Fire Detection Systems: There is a shift in the requirements for fire detection systems to allow for a single short-circuit isolator per deck on cargo ships, which simplifies the existing stringent requirements and aligns with modern safety practices.

Life-Saving Appliances: Adjustments in the Life-Saving Appliances (LSA) Code include not requiring free-fall lifeboats to be launch-tested while the ship is making headway at speeds up to 5 knots. Also, lifeboats with independent propulsion systems no longer need to carry buoyant oars. These changes are designed to reduce unnecessary burdens while maintaining safety standards.

Types and Sizes of Ships

The size of a ship is generally referred to in relation to its cargo capacity, or deadweight tonnage (DWT). DWT is a measure of a vessel’s weight carrying capacity and does not include the weight of the ship itself.

Bulkers

Ships carrying bulk cargo such as grain, potash, or coal, can also be classified according to their size. Some common terms include:

  • Handysize bulker: 15k – 39k DWT
  • Handymax bulker: 40k – 50k
  • Supramax bulker: 50k – 60k
  • Panamax bulker: 60k – 80k
  • Post Panamax bulker: 80k – 110,000 DWT
  • Capesize bulker: 160k – 210k DWT

Tankers

Ships carrying bulk liquid cargo can also be classified according to their size but also by the type of product that they carry. This includes:

  • Product Tankers: This type of tanker generally carries refined products and is constructed so that it can carry many different refined products, such as gasoline, kerosene, gasoil, etc. Product tankers can be as large as 160k DWT.
  • Crude Carriers: Crude carriers are used for the carriage of crude oil from oil producing countries to refineries. Their size ranges from about 50k DWT deadweight to more than 500k DWT deadweight, which is the size of a modern Ultra Large Crude Carrier (ULCC). These vessels can load one or up to two grades of unrefined crude oil and their pumping and pipeline systems are relatively simple as opposed to Product Tankers.
  • Chemical Tankers: They are also called Parcel Tankers and vary in size from about 5k DWT to 40k DWT. Chemical tankers are mainly used to transport chemical products both organic and inorganic (toxic and/or hazardous) and at various levels of flammability. Many edible/vegetable oils including bio-fuels as well as very clean oil products are also within the carriage limitations of these ships. The are  usually required to conform to high specification requirements with extensive cleaning capabilities and carriage parameters including tank atmospheric (nitrogen), heating and cooling systems for cargo care and control.

Container Ships

These vessels are constructed to load containers only. Their holds are cellular, with vertical frames or guides where the containers are slotted. Their size is usually stated by the number of 20-foot containers a ship could carry, referred to as twenty-foot equivalent units (TEU). Container vessels range in size from as small as those with a capacity of about 500 TEU and as large as those with a capacity of about 22k TEU.

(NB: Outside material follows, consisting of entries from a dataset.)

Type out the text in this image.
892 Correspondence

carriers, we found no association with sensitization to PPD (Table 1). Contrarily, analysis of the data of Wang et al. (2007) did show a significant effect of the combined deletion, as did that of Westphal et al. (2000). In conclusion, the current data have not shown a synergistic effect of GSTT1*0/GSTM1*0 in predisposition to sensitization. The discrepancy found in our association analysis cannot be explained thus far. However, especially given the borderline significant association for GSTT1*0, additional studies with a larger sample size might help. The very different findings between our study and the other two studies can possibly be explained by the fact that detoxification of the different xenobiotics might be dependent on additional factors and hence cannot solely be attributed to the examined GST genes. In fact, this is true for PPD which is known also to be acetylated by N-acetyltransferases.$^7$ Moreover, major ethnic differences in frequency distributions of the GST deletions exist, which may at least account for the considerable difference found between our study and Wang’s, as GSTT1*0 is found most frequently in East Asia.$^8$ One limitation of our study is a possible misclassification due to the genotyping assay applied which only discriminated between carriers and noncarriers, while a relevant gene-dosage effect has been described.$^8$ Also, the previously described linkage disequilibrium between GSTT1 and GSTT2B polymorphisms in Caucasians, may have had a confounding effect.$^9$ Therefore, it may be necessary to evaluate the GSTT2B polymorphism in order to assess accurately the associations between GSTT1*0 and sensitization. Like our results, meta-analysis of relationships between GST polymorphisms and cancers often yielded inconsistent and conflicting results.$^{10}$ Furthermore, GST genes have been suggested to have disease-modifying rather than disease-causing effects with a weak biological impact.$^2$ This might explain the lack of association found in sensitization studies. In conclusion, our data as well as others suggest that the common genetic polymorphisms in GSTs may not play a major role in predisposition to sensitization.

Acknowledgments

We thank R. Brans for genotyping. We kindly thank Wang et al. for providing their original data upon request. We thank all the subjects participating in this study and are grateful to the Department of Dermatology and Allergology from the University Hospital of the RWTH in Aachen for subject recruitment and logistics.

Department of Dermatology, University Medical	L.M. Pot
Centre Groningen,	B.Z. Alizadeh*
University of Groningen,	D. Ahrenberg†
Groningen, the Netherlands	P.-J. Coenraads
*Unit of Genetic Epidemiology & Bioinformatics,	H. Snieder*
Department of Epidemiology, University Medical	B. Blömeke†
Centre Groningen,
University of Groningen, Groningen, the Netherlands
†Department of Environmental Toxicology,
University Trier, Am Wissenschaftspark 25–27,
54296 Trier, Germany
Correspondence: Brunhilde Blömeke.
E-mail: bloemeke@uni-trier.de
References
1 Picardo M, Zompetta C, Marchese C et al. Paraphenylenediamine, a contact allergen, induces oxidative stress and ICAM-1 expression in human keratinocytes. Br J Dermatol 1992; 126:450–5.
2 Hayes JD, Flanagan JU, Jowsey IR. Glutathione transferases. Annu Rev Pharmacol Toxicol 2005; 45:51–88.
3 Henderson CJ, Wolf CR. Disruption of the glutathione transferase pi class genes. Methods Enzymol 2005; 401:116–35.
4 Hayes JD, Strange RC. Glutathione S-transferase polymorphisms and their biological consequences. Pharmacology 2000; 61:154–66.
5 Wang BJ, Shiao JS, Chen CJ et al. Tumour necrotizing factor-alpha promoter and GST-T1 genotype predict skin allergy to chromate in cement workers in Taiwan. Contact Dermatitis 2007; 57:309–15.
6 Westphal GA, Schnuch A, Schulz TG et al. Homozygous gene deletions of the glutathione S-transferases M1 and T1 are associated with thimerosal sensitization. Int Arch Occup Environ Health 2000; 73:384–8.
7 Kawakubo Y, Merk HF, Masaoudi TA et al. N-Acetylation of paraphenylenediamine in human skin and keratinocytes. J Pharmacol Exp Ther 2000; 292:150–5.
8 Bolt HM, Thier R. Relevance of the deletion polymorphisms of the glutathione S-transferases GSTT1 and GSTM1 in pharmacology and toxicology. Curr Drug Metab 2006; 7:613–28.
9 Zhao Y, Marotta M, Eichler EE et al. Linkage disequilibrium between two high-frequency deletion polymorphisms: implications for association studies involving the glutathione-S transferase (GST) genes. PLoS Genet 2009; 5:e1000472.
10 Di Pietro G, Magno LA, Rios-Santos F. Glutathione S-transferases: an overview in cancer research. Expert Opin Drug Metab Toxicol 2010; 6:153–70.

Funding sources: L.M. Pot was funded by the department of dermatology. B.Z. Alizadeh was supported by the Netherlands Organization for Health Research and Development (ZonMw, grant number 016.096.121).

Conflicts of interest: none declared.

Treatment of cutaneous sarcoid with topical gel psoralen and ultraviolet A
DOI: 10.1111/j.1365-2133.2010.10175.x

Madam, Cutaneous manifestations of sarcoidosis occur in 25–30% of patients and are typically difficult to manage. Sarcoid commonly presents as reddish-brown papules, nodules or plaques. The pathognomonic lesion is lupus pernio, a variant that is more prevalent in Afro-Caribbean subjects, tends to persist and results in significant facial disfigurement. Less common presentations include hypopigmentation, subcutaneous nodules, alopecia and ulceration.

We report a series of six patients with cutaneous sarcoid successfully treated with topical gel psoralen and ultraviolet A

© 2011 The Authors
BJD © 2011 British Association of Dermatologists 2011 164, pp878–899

Asia Dominates Ship Construction

South Korea is the world’s largest shipbuilder, followed by China. South Korea’s “big three” shipbuilders, Hyundai Heavy Industries, Samsung Heavy Industries, and Daewoo Shipbuilding & Marine Engineering, dominate the global market for large container ships. The market share of European ship builders began to decline in the 1960s as they lost work to Japan in the same way Japan most recently lost their work to China and South Korea. Modern shipbuilding makes considerable use of prefabricated sections. Entire multi-deck segments of the hull or superstructure will be built elsewhere in the yard, transported to the building dock or slipway, then lifted into place. This is known as “block construction.” The most modern shipyards pre-install equipment, pipes, electrical cables, and any other components within the blocks, to minimize the effort needed to assemble or install components deep within the hull once it is welded together.